Long years ago, many of us read The Ugly American and saw how often the blindness that the U.S. shows in its foreign ventures could often turn into something not only unintended but completely opposite from what was planned. Still catching up with my inbox for the last few days, I found a link to a news story about the need for bicycles in fighting AIDS in Africa. The story makes a simple point that strictures on how the billions being sent to Africa to fight the epidemic seem to miss the point about existing infrastructure and the capacity to use the funds as they might be used in the West. Bicycles are a means of entertainment and exercise here; in Africa, they are a means of transportation.

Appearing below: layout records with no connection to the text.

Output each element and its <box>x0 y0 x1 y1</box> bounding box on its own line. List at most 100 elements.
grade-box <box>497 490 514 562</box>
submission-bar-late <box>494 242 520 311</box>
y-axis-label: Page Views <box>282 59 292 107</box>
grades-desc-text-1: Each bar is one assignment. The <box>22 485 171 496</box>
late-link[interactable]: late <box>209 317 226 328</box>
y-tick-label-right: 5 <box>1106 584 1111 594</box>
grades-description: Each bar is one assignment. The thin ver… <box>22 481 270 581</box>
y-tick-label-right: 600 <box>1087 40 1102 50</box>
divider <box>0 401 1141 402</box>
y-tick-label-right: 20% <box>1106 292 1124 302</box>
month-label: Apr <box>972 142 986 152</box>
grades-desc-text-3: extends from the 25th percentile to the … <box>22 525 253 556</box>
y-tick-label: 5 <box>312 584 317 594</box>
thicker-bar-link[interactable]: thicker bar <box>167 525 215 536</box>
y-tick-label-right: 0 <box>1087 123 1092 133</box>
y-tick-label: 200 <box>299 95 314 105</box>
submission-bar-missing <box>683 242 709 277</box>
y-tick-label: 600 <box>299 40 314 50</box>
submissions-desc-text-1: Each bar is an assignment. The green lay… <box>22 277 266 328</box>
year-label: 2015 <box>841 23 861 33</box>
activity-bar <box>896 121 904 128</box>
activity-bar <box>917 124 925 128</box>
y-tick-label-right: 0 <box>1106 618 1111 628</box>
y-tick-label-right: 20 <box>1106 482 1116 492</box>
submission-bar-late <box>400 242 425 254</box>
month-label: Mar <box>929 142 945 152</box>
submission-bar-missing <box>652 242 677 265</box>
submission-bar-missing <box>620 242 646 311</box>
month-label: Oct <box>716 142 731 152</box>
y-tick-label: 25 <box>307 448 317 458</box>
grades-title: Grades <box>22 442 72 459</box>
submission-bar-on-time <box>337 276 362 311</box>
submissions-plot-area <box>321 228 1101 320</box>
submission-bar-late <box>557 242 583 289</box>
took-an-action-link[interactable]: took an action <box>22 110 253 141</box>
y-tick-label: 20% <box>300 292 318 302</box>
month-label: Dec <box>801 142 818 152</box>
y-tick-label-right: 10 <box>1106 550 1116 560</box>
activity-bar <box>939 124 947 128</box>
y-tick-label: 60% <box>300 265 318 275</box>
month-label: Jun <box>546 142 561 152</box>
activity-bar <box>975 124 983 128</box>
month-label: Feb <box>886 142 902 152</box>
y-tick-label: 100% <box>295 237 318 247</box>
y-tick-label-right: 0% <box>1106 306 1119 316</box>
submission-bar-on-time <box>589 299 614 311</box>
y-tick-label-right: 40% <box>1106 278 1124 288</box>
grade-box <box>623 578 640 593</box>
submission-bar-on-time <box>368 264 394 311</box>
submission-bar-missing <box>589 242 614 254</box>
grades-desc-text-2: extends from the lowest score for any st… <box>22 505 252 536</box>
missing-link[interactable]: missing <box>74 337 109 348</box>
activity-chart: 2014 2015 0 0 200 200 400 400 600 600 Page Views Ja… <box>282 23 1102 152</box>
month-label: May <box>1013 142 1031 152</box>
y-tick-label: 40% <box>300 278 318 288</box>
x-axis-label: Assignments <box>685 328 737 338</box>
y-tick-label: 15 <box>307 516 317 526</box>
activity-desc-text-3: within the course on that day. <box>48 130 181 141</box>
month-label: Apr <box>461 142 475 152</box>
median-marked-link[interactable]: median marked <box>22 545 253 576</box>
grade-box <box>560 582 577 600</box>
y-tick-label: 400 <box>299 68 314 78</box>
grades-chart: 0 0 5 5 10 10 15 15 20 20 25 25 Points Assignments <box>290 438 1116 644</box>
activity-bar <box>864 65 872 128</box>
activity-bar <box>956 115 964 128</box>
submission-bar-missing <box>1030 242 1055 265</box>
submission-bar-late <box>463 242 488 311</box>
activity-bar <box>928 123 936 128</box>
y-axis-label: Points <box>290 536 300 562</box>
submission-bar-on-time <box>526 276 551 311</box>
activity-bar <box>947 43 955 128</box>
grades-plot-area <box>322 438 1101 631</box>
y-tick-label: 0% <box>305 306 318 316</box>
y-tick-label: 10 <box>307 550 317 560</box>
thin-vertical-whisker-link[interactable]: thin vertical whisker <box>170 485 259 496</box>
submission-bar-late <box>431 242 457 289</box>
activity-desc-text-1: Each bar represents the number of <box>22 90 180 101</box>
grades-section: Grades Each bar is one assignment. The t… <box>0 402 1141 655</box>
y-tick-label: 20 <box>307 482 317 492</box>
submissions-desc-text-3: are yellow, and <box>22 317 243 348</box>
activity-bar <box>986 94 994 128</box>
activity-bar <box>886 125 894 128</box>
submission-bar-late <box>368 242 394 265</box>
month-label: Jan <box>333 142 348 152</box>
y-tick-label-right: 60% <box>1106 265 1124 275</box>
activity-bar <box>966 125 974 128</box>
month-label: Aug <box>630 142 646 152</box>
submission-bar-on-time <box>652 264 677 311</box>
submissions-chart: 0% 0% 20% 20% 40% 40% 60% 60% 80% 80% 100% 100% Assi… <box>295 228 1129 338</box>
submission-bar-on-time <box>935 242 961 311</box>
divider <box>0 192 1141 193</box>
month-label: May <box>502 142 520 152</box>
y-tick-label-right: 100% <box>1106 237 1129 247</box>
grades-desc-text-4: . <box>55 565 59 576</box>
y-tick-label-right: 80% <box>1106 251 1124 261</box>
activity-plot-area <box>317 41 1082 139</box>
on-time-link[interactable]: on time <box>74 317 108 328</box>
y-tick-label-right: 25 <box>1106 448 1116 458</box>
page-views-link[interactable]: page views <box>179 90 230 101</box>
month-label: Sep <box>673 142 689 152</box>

This cultural blindness is seen here at home, too, is it not? The politically dominant seek to end the epidemic in their own terms without regard for the realities of how prevention messages or systems of care need to be shaped to fit the "infrastructure and capacity" of the communities that need those messages or systems.
On one of my dinkarounds on the web, I ran across a couple of interesting presentations by Dr. Rose Jones, a medical anthropologist who works with the Texas Oklahoma AIDS Education and Training Center. Dr. Jones, a delightful speaker, presents some challenges in Sex, Culture & AIDS and Women, Culture & HIV/AIDS. (You'll get more out of the presentations if you download them so that you can read the speaker's notes.) Jones' work is a good starting point to begin thinking about how our cultural blindness is limiting and hindering our ability to effectively address the HIV epidemic in Texas.